A trajetória de Lélia Gonzalez, intelectual, feminista e ativista brasileira, é um marco de resistência contra as tentativas de silenciamento promovidas pela ditadura militar (1964-1985). Mulher preta, oriunda de uma família humilde de Belo Horizonte, Lélia desafiou as estruturas coloniais do Brasil ao colocar as vozes da diáspora africana no centro das discussões sobre raça, gênero e classe. No contexto de um regime autoritário que buscava apagar as lutas por igualdade, sua atuação se destacou como um ato de insurgência e afirmação.
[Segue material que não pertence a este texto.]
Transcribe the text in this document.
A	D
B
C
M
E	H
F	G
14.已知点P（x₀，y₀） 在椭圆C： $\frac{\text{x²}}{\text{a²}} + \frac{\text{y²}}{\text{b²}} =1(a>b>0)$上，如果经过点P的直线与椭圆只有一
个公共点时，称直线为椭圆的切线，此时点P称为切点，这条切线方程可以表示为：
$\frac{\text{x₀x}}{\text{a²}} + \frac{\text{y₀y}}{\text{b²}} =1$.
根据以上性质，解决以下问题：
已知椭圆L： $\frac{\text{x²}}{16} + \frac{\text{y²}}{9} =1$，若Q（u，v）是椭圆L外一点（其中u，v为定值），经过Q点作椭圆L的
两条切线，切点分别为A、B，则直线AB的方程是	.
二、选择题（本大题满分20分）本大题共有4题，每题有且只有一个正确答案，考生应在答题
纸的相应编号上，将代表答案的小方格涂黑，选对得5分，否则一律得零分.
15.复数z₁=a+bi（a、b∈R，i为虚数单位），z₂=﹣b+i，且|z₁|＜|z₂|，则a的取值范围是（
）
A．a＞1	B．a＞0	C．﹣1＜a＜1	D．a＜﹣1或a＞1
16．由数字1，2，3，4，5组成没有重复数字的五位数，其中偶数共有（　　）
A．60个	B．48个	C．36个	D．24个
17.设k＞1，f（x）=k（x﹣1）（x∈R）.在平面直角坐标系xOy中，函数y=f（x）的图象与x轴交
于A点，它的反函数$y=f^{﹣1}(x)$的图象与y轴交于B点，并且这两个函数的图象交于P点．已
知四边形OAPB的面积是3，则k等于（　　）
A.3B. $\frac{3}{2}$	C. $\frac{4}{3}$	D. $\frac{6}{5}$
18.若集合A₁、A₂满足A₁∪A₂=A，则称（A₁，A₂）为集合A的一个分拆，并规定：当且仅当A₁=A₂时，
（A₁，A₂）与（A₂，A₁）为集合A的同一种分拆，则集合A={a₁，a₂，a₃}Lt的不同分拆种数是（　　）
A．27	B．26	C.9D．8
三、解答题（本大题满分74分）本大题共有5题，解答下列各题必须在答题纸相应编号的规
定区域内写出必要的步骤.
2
A ditadura e o silenciamento das vozes pretas
O regime militar reprimiu sistematicamente os movimentos sociais, mas foi especialmente violento contra aquelas que ousavam questionar o racismo estrutural e a desigualdade de gênero. A ditadura não apenas censurava, mas também invisibilizava vozes que denunciavam as contradições de um país que se autoproclamava uma “democracia racial”. Nesse cenário, a atuação de Lélia Gonzalez foi um ato de coragem que desafiava a falsa narrativa de harmonia racial perpetuada pelo Estado.
Como cofundadora do Movimento Negro Unificado (MNU) em 1978, Lélia denunciava a marginalização histórica da população preta e suas conexões com a herança colonial. Suas análises foram cruciais para evidenciar como o racismo no Brasil era estruturante, não incidental, e como a opressão racial estava profundamente entrelaçada às desigualdades econômicas e sociais que a ditadura tentava ocultar.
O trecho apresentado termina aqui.